The commission’s report into Searson is heavily blacked out. As auxiliary bishop in the Archdiocese of Melbourne, Pell was bishop for the southern region, which included Searson’s parish of Doveton, in Melbourne’s southeast.
Pell blamed the Catholic Education Office for covering up Searson’s offending. He told the commission he knew about some of Searson’s behaviour in 1989 but that reports of his abusing animals and using the children’s toilets were not sufficient to act against him and it was not his responsibility.
Pell placed Searson on administrative leave in March 1997 and Searson died in 2009 without being charged with child sex abuse.
Pell admitted to the royal commission that when he returned to Australia in 1971 after studying overseas, he had “probably heard some discussion and gossip” about Monsignor John Day at Mildura about how “he was accused of some sort of paedophilia activity” but Mildura was a long way from his parish at Swan Hill.
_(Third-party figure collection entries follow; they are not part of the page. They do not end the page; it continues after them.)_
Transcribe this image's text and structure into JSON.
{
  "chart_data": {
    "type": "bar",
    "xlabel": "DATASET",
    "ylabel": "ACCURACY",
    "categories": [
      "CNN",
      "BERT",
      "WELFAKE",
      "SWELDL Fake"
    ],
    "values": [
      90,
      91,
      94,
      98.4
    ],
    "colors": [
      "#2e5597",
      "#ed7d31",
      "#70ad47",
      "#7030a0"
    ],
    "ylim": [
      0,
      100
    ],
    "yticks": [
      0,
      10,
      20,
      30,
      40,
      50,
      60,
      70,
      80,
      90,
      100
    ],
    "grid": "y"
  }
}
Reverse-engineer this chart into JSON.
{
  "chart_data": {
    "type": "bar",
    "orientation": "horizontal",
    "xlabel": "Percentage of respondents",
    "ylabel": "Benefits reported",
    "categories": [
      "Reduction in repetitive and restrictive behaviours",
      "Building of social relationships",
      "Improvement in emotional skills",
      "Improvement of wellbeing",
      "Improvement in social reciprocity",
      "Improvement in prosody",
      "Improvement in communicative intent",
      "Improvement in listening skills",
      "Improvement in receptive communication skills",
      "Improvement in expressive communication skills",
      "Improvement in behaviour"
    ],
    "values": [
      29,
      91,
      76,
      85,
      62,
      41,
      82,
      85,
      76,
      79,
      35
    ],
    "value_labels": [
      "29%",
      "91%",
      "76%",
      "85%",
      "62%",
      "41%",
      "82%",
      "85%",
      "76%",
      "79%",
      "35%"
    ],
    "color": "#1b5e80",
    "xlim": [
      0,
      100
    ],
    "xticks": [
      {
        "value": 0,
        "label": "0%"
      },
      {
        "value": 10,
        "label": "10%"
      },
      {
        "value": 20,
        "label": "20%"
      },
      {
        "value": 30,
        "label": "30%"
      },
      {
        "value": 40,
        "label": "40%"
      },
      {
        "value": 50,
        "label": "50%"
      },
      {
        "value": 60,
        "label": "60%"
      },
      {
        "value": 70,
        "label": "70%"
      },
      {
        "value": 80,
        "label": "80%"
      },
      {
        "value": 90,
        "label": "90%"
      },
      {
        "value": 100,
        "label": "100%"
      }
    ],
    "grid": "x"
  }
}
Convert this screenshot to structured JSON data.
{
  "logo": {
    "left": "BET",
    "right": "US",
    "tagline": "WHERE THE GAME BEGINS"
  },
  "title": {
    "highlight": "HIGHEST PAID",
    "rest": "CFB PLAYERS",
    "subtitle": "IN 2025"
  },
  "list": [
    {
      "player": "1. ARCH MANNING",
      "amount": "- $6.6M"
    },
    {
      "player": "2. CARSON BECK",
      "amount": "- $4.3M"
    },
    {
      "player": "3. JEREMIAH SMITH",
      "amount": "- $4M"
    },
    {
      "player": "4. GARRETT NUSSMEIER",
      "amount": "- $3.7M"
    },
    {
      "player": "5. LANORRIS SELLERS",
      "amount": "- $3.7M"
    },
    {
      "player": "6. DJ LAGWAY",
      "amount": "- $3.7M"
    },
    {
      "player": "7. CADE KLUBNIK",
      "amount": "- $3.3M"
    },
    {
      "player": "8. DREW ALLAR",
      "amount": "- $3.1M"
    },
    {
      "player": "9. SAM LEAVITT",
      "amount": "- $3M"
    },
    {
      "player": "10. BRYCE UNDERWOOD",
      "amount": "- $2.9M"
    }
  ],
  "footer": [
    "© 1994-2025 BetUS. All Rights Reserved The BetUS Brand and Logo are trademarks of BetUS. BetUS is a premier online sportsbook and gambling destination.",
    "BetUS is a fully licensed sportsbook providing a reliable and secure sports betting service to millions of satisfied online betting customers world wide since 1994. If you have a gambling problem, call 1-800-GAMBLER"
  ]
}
In its final report, the royal commission said: “ … in our Catholic Church authorities in Ballarat and Catholic Archdiocese of Melbourne case studies, we redacted material that might prejudice relevant criminal proceedings.”
A spokeswoman for the federal attorney-general said yesterday: “Unredacted reports of the Royal Commission into Institutional Responses to Child Sexual Abuse will not be released until Victorian authorities have confirmed that all relevant legal matters have been finalised.”